We can all debate as to whether remote work is "more productive" or not but that is not the point.  The point is that labor is in part priced on the cost of living where the person is and thus this entire "remote" thing is, to a large degree, about attempting to capitalize on that higher cost of living in a given place while evading spending the time and/or money that you are otherwise compensated for when you work in an office.
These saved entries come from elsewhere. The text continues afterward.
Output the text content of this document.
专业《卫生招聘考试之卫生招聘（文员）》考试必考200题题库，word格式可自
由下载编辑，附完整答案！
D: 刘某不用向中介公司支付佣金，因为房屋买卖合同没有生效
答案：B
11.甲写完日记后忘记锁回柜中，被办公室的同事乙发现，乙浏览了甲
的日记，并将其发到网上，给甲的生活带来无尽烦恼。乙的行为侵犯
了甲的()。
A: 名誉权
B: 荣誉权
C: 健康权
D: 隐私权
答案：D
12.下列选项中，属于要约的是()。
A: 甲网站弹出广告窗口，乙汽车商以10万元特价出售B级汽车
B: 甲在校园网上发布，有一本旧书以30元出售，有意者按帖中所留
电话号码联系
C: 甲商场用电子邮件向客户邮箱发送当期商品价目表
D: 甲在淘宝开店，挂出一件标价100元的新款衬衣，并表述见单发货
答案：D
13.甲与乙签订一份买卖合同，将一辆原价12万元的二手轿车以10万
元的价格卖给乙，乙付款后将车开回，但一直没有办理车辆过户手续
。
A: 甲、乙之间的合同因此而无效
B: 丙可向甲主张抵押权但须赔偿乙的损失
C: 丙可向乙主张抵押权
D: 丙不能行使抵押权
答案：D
The wages I had to offer with a downtown office were considerably higher (by a quarter to a third!) than those that had to be offered in a modest college town 3 hours or so away.  I know what they were paying for comparable work at the time.  Why was it cheaper there by that much?  Because it cost more -- and not a little -- to live and work in the city.  Nonetheless that was where the customers were and thus all-in it made sense for me to put the equipment and office in that location even though both the office and the people to work in it cost more money.  That sort of debate and decision is one businesspeople go through every day and they come to different conclusions -- yet now we have a bunch of folks who think they can take that decision and twist it so they obtain an outsized benefit.

Amazon has said "no" to that and they have every right to do so.  Those buildings are expensive to rent (or own) and maintain, and if the company didn't think there was value both in having the people in one place and whatever enhanced degree of reasonably knowing the employees were working at their job they obtained by it rather than watching Youtubes or walking their dog then that's their choice.  You can argue that the outcome should run the other way but you have no right to impose it on them.  Of course you can quit and go work somewhere else if you wish -- and some people will.  That's the natural balance between employers and employees.

Amazon's bet, I suspect, is that those who quit are those who are walking the dog or watching Youtube during a reasonable part of the time they are allegedly "working" and thus those who quit are those who contribute less on balance to the enterprise.  I'm sure there will be exceptions but that's their math and its their call which they have every right to make.

The market will determine whether or not they're right, but in the meantime this will cause a decent amount of reversion in the price ramps in lower-cost of living places because those who do quit now will have to find either another remote gig (likely at a materially-lower wage) or compete in their local economy and if the $200,000 job in Seattle pays $100,000 where they are now guess what -- that's what their new paycheck will be and thus the overpriced housing they drove upward will come back down to earth for everyone.

That is definitely of benefit to those local populations where said ramps occurred and I look forward to it.